Referendum, stavolta il nemico è dentro di noi (e ha già vinto)
Perché non c’è il “grande nemico”, come nel 2005 quando votare contro la riforma Calderoli significava certo preservare la Costituzione, ma anche dare un colpo al governo Berlusconi. E come nel 2016 quando “bastava un no” certo per difendere la Carta nata dalla Resistenza, ma anche per far cadere Renzi.
Ecco le ragioni di un clima sonnolento, svogliato, estraneo alle pulsioni profonde e alle urgenze del paese, attorno al referendum sul taglio dei parlamentari. Il “grande nemico” non è il governo, la cui sopravvivenza non è discussione e che, anzi, troverà una polizza a vita proprio nell’istinto di sopravvivenza dell’attuale Parlamento, dopo la sforbiciata che lo renderà un miraggio per molti. Il “grande nemico” sarebbe – o meglio: è – l’antipolitica che, con questa con consultazione, inaugura una nuova fase della Repubblica. C’era una volta la Repubblica dei partiti, ora c’è la Repubblica dell’antipolitica che il 20 settembre avrà la sua data fondativa, con buona pace degli effetti sistemici in termini di distorsione della rappresentanza a legge elettorale vigente.
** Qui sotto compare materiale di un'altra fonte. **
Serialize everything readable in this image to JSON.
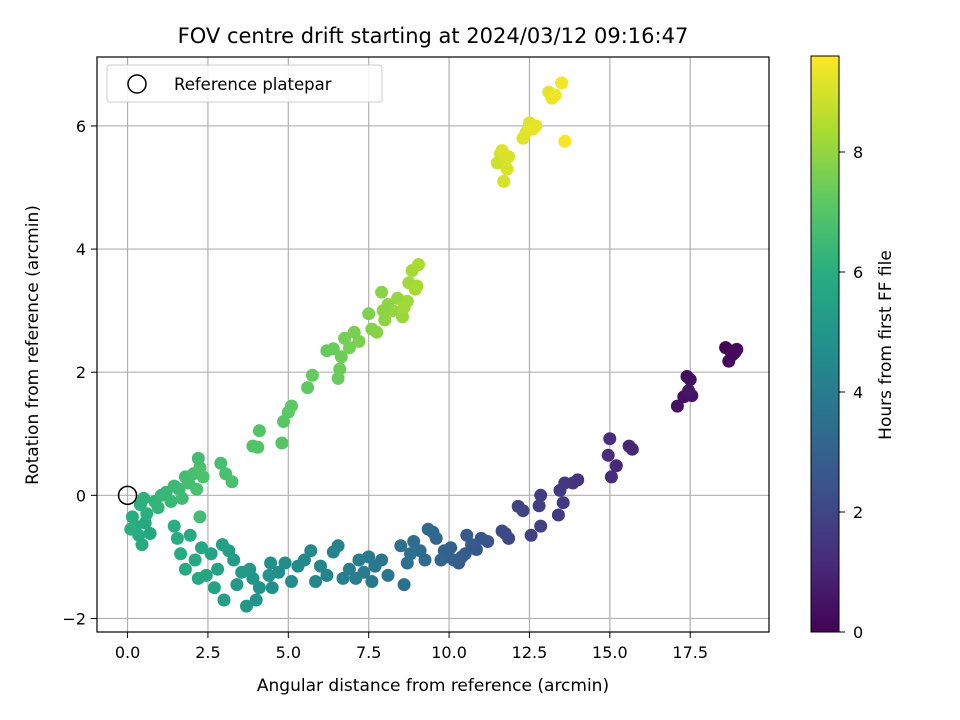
{
  "chart_data": {
    "type": "scatter",
    "title": "FOV centre drift starting at 2024/03/12 09:16:47",
    "xlabel": "Angular distance from reference (arcmin)",
    "ylabel": "Rotation from reference (arcmin)",
    "xlim": [
      -0.95,
      19.95
    ],
    "ylim": [
      -2.22,
      7.12
    ],
    "xticks": [
      0.0,
      2.5,
      5.0,
      7.5,
      10.0,
      12.5,
      15.0,
      17.5
    ],
    "xtick_labels": [
      "0.0",
      "2.5",
      "5.0",
      "7.5",
      "10.0",
      "12.5",
      "15.0",
      "17.5"
    ],
    "yticks": [
      -2,
      0,
      2,
      4,
      6
    ],
    "ytick_labels": [
      "−2",
      "0",
      "2",
      "4",
      "6"
    ],
    "grid": true,
    "legend": {
      "position": "top-left",
      "entries": [
        {
          "label": "Reference platepar",
          "marker": "open-circle"
        }
      ]
    },
    "reference_point": {
      "x": 0.0,
      "y": 0.0
    },
    "colorbar": {
      "label": "Hours from first FF file",
      "colormap": "viridis",
      "range": [
        0,
        9.6
      ],
      "ticks": [
        0,
        2,
        4,
        6,
        8
      ],
      "tick_labels": [
        "0",
        "2",
        "4",
        "6",
        "8"
      ]
    },
    "points": [
      [
        18.6,
        2.4,
        0.05
      ],
      [
        18.75,
        2.35,
        0.1
      ],
      [
        18.85,
        2.3,
        0.12
      ],
      [
        18.95,
        2.37,
        0.15
      ],
      [
        18.7,
        2.18,
        0.18
      ],
      [
        18.8,
        2.28,
        0.2
      ],
      [
        18.9,
        2.33,
        0.22
      ],
      [
        17.4,
        1.93,
        0.3
      ],
      [
        17.5,
        1.88,
        0.35
      ],
      [
        17.3,
        1.6,
        0.4
      ],
      [
        17.1,
        1.45,
        0.45
      ],
      [
        17.55,
        1.62,
        0.5
      ],
      [
        17.45,
        1.7,
        0.55
      ],
      [
        15.6,
        0.8,
        1.0
      ],
      [
        15.7,
        0.75,
        1.05
      ],
      [
        15.2,
        0.48,
        1.1
      ],
      [
        15.05,
        0.3,
        1.15
      ],
      [
        14.95,
        0.65,
        1.2
      ],
      [
        15.0,
        0.92,
        1.25
      ],
      [
        14.0,
        0.25,
        1.4
      ],
      [
        13.85,
        0.2,
        1.45
      ],
      [
        13.6,
        0.2,
        1.5
      ],
      [
        13.55,
        -0.12,
        1.55
      ],
      [
        13.45,
        0.08,
        1.6
      ],
      [
        13.4,
        -0.32,
        1.65
      ],
      [
        12.85,
        0.0,
        1.7
      ],
      [
        12.8,
        -0.17,
        1.75
      ],
      [
        12.85,
        -0.5,
        1.8
      ],
      [
        12.55,
        -0.65,
        1.85
      ],
      [
        12.3,
        -0.25,
        1.9
      ],
      [
        12.15,
        -0.18,
        1.95
      ],
      [
        11.85,
        -0.7,
        2.0
      ],
      [
        11.75,
        -0.62,
        2.05
      ],
      [
        11.65,
        -0.58,
        2.1
      ],
      [
        11.2,
        -0.75,
        2.5
      ],
      [
        11.0,
        -0.7,
        2.55
      ],
      [
        10.85,
        -0.88,
        2.6
      ],
      [
        10.7,
        -0.8,
        2.65
      ],
      [
        10.55,
        -0.65,
        2.7
      ],
      [
        10.5,
        -0.95,
        2.75
      ],
      [
        10.4,
        -1.0,
        2.8
      ],
      [
        10.3,
        -1.1,
        2.85
      ],
      [
        10.15,
        -1.05,
        2.9
      ],
      [
        10.05,
        -0.85,
        2.95
      ],
      [
        9.95,
        -1.0,
        3.0
      ],
      [
        9.85,
        -0.9,
        3.05
      ],
      [
        9.75,
        -1.05,
        3.1
      ],
      [
        9.6,
        -0.7,
        3.15
      ],
      [
        9.5,
        -0.6,
        3.2
      ],
      [
        9.35,
        -0.55,
        3.25
      ],
      [
        9.25,
        -1.05,
        3.3
      ],
      [
        9.1,
        -0.9,
        3.35
      ],
      [
        8.9,
        -0.75,
        3.4
      ],
      [
        8.8,
        -0.95,
        3.45
      ],
      [
        8.7,
        -1.1,
        3.5
      ],
      [
        8.6,
        -1.45,
        3.55
      ],
      [
        8.5,
        -0.82,
        3.6
      ],
      [
        8.1,
        -1.3,
        3.7
      ],
      [
        7.9,
        -1.05,
        3.75
      ],
      [
        7.7,
        -1.15,
        3.8
      ],
      [
        7.6,
        -1.4,
        3.85
      ],
      [
        7.5,
        -1.0,
        3.9
      ],
      [
        7.35,
        -1.25,
        3.95
      ],
      [
        7.2,
        -1.05,
        4.0
      ],
      [
        7.1,
        -1.35,
        4.05
      ],
      [
        6.9,
        -1.2,
        4.1
      ],
      [
        6.7,
        -1.35,
        4.15
      ],
      [
        6.55,
        -0.82,
        4.2
      ],
      [
        6.4,
        -0.92,
        4.25
      ],
      [
        6.2,
        -1.3,
        4.3
      ],
      [
        6.0,
        -1.15,
        4.35
      ],
      [
        5.85,
        -1.4,
        4.4
      ],
      [
        5.7,
        -0.9,
        4.45
      ],
      [
        5.5,
        -1.05,
        4.5
      ],
      [
        5.3,
        -1.15,
        4.55
      ],
      [
        5.1,
        -1.4,
        4.6
      ],
      [
        4.9,
        -1.1,
        4.65
      ],
      [
        4.7,
        -1.25,
        4.7
      ],
      [
        4.5,
        -1.5,
        4.75
      ],
      [
        4.45,
        -1.1,
        4.8
      ],
      [
        4.4,
        -1.3,
        4.85
      ],
      [
        4.1,
        -1.5,
        4.9
      ],
      [
        4.0,
        -1.7,
        4.95
      ],
      [
        3.9,
        -1.35,
        5.0
      ],
      [
        3.8,
        -1.2,
        5.05
      ],
      [
        3.7,
        -1.8,
        5.1
      ],
      [
        3.55,
        -1.25,
        5.15
      ],
      [
        3.4,
        -1.45,
        5.2
      ],
      [
        3.3,
        -1.05,
        5.25
      ],
      [
        3.15,
        -0.9,
        5.3
      ],
      [
        3.0,
        -1.7,
        5.35
      ],
      [
        2.95,
        -0.8,
        5.4
      ],
      [
        2.8,
        -1.2,
        5.45
      ],
      [
        2.7,
        -1.5,
        5.5
      ],
      [
        2.6,
        -0.95,
        5.55
      ],
      [
        2.45,
        -1.3,
        5.6
      ],
      [
        2.3,
        -0.85,
        5.65
      ],
      [
        2.2,
        -1.35,
        5.7
      ],
      [
        2.1,
        -1.05,
        5.75
      ],
      [
        1.95,
        -0.65,
        5.8
      ],
      [
        1.8,
        -1.2,
        5.85
      ],
      [
        1.65,
        -0.95,
        5.9
      ],
      [
        1.55,
        -0.7,
        5.95
      ],
      [
        1.45,
        -0.5,
        6.0
      ],
      [
        0.7,
        -0.62,
        5.7
      ],
      [
        0.55,
        -0.45,
        5.75
      ],
      [
        0.45,
        -0.8,
        5.8
      ],
      [
        0.35,
        -0.65,
        5.85
      ],
      [
        0.25,
        -0.5,
        5.9
      ],
      [
        0.15,
        -0.35,
        5.95
      ],
      [
        0.1,
        -0.55,
        6.0
      ],
      [
        0.4,
        -0.15,
        6.05
      ],
      [
        0.6,
        -0.3,
        6.1
      ],
      [
        0.5,
        -0.05,
        6.15
      ],
      [
        0.85,
        -0.1,
        6.2
      ],
      [
        0.95,
        -0.2,
        6.25
      ],
      [
        1.05,
        0.0,
        6.3
      ],
      [
        1.2,
        0.05,
        6.35
      ],
      [
        1.35,
        -0.1,
        6.4
      ],
      [
        1.45,
        0.15,
        6.45
      ],
      [
        1.6,
        0.1,
        6.5
      ],
      [
        1.7,
        -0.05,
        6.55
      ],
      [
        1.8,
        0.3,
        6.6
      ],
      [
        1.9,
        0.2,
        6.65
      ],
      [
        2.05,
        0.35,
        6.7
      ],
      [
        2.15,
        0.1,
        6.75
      ],
      [
        2.25,
        0.45,
        6.8
      ],
      [
        2.35,
        0.3,
        6.85
      ],
      [
        2.2,
        0.6,
        6.6
      ],
      [
        2.25,
        -0.35,
        6.6
      ],
      [
        2.9,
        0.52,
        6.7
      ],
      [
        3.05,
        0.35,
        6.75
      ],
      [
        3.25,
        0.22,
        6.8
      ],
      [
        3.9,
        0.8,
        6.9
      ],
      [
        4.1,
        1.05,
        6.95
      ],
      [
        4.05,
        0.78,
        6.95
      ],
      [
        4.8,
        0.85,
        7.0
      ],
      [
        4.85,
        1.2,
        7.05
      ],
      [
        5.0,
        1.35,
        7.1
      ],
      [
        5.1,
        1.45,
        7.15
      ],
      [
        5.6,
        1.75,
        7.2
      ],
      [
        5.75,
        1.95,
        7.25
      ],
      [
        6.2,
        2.35,
        7.3
      ],
      [
        6.4,
        2.38,
        7.35
      ],
      [
        6.55,
        1.9,
        7.35
      ],
      [
        6.6,
        2.05,
        7.4
      ],
      [
        6.65,
        2.25,
        7.45
      ],
      [
        6.75,
        2.55,
        7.5
      ],
      [
        6.9,
        2.4,
        7.55
      ],
      [
        7.05,
        2.65,
        7.6
      ],
      [
        7.2,
        2.5,
        7.65
      ],
      [
        7.5,
        2.95,
        7.7
      ],
      [
        7.6,
        2.7,
        7.75
      ],
      [
        7.75,
        2.65,
        7.8
      ],
      [
        7.9,
        3.3,
        7.85
      ],
      [
        8.0,
        2.85,
        7.9
      ],
      [
        8.1,
        3.1,
        7.95
      ],
      [
        8.25,
        3.0,
        8.0
      ],
      [
        8.4,
        3.2,
        8.05
      ],
      [
        8.55,
        2.9,
        8.1
      ],
      [
        8.7,
        3.15,
        8.15
      ],
      [
        8.75,
        3.45,
        8.2
      ],
      [
        8.85,
        3.65,
        8.25
      ],
      [
        9.0,
        3.4,
        8.3
      ],
      [
        9.05,
        3.75,
        8.35
      ],
      [
        8.95,
        3.35,
        8.3
      ],
      [
        8.6,
        3.05,
        8.2
      ],
      [
        7.95,
        3.0,
        7.9
      ],
      [
        11.5,
        5.4,
        8.9
      ],
      [
        11.6,
        5.55,
        8.95
      ],
      [
        11.7,
        5.1,
        9.0
      ],
      [
        11.75,
        5.45,
        9.0
      ],
      [
        11.8,
        5.3,
        9.05
      ],
      [
        11.85,
        5.5,
        9.05
      ],
      [
        11.65,
        5.6,
        9.1
      ],
      [
        12.3,
        5.8,
        9.15
      ],
      [
        12.4,
        5.9,
        9.2
      ],
      [
        12.5,
        6.05,
        9.2
      ],
      [
        12.6,
        5.95,
        9.25
      ],
      [
        12.7,
        6.0,
        9.25
      ],
      [
        13.1,
        6.55,
        9.3
      ],
      [
        13.2,
        6.45,
        9.35
      ],
      [
        13.3,
        6.5,
        9.4
      ],
      [
        13.5,
        6.7,
        9.45
      ],
      [
        13.6,
        5.75,
        9.5
      ]
    ]
  }
}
Un raccolto la cui semina è durata un ventennio: la contrapposizione ideologica tra piazza e Palazzo, popolo e casta, la personalizzazione del messaggio, la deriva oligarchica e il deficit di rappresentanza della democrazia italiana (vai alla voce: Porcellum), la tendenza a conquistare il potere attraverso la critica alla politica e alla sua funzione, la postura anti-establishment dei leader che si sono susseguiti, sia essa quella dell’imprenditore estraneo al sistema dei partiti, del giustiziere che i leader di quel sistema li ha mandati al gabbio, del rottamatore che non rinnova ma sfascia la sinistra o del tribuno del popolo con le piazze che osannano i suoi “vaffa”. Poi, la grande mietitura favorita dalla rivoluzione tecnologica e dalla grande crisi che ha piegato il ceto medio, spingendolo alla rivolta populista.